L'engagement des acteurs privés pourrait également être recherché. Vos rapporteurs ont constaté que plusieurs musées, tel le Centre Pompidou, le Musée du Louvre et le Musée du Quai Branly, n'hésitaient pas à solliciter le soutien de mécènes pour financer certaines de leurs actions à destination des publics en situation de handicap. Il s'agit cependant de grands établissements, pour lesquels ce type de démarche est à la fois plus naturelle et plus évidente. L'une des pistes suggérées par certaines associations pour inciter les entreprises privées à soutenir l'accès des publics handicapés à la culture et à la création artistique consisterait à mettre en place un dispositif similaire à celui applicable au mécénat pour les oeuvres d'art.

2. Identifier les initiatives à soutenir

Vos rapporteurs ont regretté le cruel manque de données disponibles sur l'accès des personnes en situation de handicap à la création. Ce déficit d'informations constitue un obstacle réel à l'efficacité des politiques publiques.

La lisibilité de l'action publique pourrait être renforcée par le biais d'une plus grande structuration des initiatives. À ce titre, vos rapporteurs jugent souhaitable d'appuyer l'action des différents pôles ressources consacrés à la question de la culture et du handicap sur le territoire. Leur rôle est essentiel pour travailler à rapprocher les initiatives et à faire émerger des solutions communes en encourageant les collaborations, les coopérations et la mise en réseau des différents porteurs de projets. Certains ont une compétence nationale, à l'image du Cemaforre, tandis que d'autres ont un champ d'action régional.

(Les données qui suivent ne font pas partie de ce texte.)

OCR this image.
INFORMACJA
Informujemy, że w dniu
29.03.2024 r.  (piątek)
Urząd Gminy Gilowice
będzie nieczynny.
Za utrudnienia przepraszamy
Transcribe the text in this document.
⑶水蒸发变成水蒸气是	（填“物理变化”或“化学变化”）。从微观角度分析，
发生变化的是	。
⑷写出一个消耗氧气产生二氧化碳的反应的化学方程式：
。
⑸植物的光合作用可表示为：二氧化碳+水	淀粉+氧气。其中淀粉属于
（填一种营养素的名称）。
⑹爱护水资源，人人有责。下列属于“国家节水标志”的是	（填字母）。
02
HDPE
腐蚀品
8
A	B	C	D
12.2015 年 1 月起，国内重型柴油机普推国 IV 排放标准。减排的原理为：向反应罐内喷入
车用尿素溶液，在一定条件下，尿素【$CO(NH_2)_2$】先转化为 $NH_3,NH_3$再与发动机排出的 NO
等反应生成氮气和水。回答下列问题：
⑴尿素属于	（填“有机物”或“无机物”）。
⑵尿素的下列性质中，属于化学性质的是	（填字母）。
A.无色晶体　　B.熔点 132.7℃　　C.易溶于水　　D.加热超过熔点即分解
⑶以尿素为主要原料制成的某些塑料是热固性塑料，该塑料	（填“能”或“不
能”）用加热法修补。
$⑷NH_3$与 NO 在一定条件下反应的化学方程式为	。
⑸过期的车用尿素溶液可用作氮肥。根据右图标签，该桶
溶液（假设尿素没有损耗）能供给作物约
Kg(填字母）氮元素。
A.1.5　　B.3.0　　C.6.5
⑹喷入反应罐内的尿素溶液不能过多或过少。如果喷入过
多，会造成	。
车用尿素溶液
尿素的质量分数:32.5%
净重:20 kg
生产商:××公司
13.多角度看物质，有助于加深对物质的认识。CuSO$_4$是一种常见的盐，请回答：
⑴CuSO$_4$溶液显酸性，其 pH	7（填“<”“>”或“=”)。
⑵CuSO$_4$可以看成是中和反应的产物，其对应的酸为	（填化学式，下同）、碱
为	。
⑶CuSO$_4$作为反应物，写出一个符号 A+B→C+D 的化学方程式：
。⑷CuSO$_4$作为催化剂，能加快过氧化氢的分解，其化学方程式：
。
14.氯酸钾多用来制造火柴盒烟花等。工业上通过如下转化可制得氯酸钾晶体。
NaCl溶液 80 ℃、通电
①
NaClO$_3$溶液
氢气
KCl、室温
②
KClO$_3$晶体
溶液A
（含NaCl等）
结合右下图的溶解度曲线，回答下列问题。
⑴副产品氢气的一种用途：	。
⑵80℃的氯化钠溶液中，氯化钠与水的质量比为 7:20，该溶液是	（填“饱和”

Un travail de recensement des initiatives paraît également indispensable pour permettre, à terme, de soutenir les associations dont les projets ont fait la preuve de leur efficacité et ainsi assurer la stabilité de leur fonctionnement et leur pérennité. Des critères précis pourraient être définis pour déterminer les projets susceptibles de bénéficier de subventions publiques. Vos rapporteurs recommandent que les initiatives qui présentent un caractère inclusif ou qui donnent aux participants en situation de handicap les meilleures chances de préserver ou de développer leur autonomie artistique, culturelle et intellectuelle soient privilégiées.